How does infrared light 'erase' phosphorescence on zinc sulfide?

Thanks to @Manishearth for the edit

In normal phosphorescence, the atoms are in a "metastable" state--where electrons are in a higher energy level, but do not immediately come to ground state due to partial stability. The electrons come down slowly, giving rise to the (relatively) long lasting glow.

The IR light frees away the electrons from the shallow metastable trap. It's like the usual chemical reaction, where the IR light provides enough activation energy to overcome the barrier. Basically, the IR light promotes the electrons to a higher, non-metastable "energy level" (virtual state). From here, the electron jumps down nearly immediately--dumping all its energy. So, instead of the electrons trickling down like in normal phosphescence, they all come down in a torrent.

The same experiment was performed by this guy: http://ajp.aapt.org/resource/1/ajpias/v29/i3/pxxv_s2

The effect has been explained by the assumption that the long-wave radiation frees electrons from shallow trapping centers into which they have fallen after being excited to the conduction band by the ultraviolet light. The freed electrons recombine quickly with ionized luminous centers with the emmision of light. More recent investigations indicate that probably other processes also are involved.


I'm not sure of this one, comments appreciated.
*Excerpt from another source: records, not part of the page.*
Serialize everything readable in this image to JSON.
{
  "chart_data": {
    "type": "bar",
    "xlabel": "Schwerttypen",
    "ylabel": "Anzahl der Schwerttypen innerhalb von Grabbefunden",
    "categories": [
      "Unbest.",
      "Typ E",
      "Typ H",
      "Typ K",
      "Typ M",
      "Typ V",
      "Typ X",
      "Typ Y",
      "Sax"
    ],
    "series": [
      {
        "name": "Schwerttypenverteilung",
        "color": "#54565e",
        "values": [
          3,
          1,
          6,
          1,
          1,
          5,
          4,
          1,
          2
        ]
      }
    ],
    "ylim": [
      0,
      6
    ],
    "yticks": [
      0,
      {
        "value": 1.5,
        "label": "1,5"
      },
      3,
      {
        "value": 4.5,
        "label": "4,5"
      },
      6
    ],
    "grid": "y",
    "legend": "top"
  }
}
Update: See @pcr's answer--it links to the correct explanation. In this, the IR rays, instead of doing stimulated emission as I said, promote the trapped electron to a higher non-metastable state. From there, it comes back down. The rest is similar to my answer--substitute "lower intermediate state" with "higher state", and remove the stimulated emission part.

To me, it looks like stimulated emission is occuring.

Phosphorescence works by exciting electrons to an energy level where they sort of get stuck. They come down to the ground state slowly(as in only a few at a time), and each electron coming down to the ground state emits a photon of charateristic color. Due to the slowness of the whole thing, we get light for quite a while.

Here, you are shining light at it. What's happening is that photons of a certain wavelength are stimulating the "stuck" electron to come to some other state--not the ground state as you stated that the light you shone is IR and ZnS is usually in the visible range. From this other state, it jumps to the ground state. This entire process is a fast one, so basically all the trapped electrons are dumped in one go. I guess this should be accompanied by a flash of light, but it may be too weak compared to the laser to be seen.

If this is the case, then most of the other IR wavelengths will be ineffective. Only a wavelength corresponding to a transition between the "stuck" energy level and some lower level will work.

Note: As @TerryBollinger noted below, the mechanism may also involve a variant of two photon emission. It's not required to explain this phenomenon; the above mechanism seems to cover all bases, but it still is a possibility.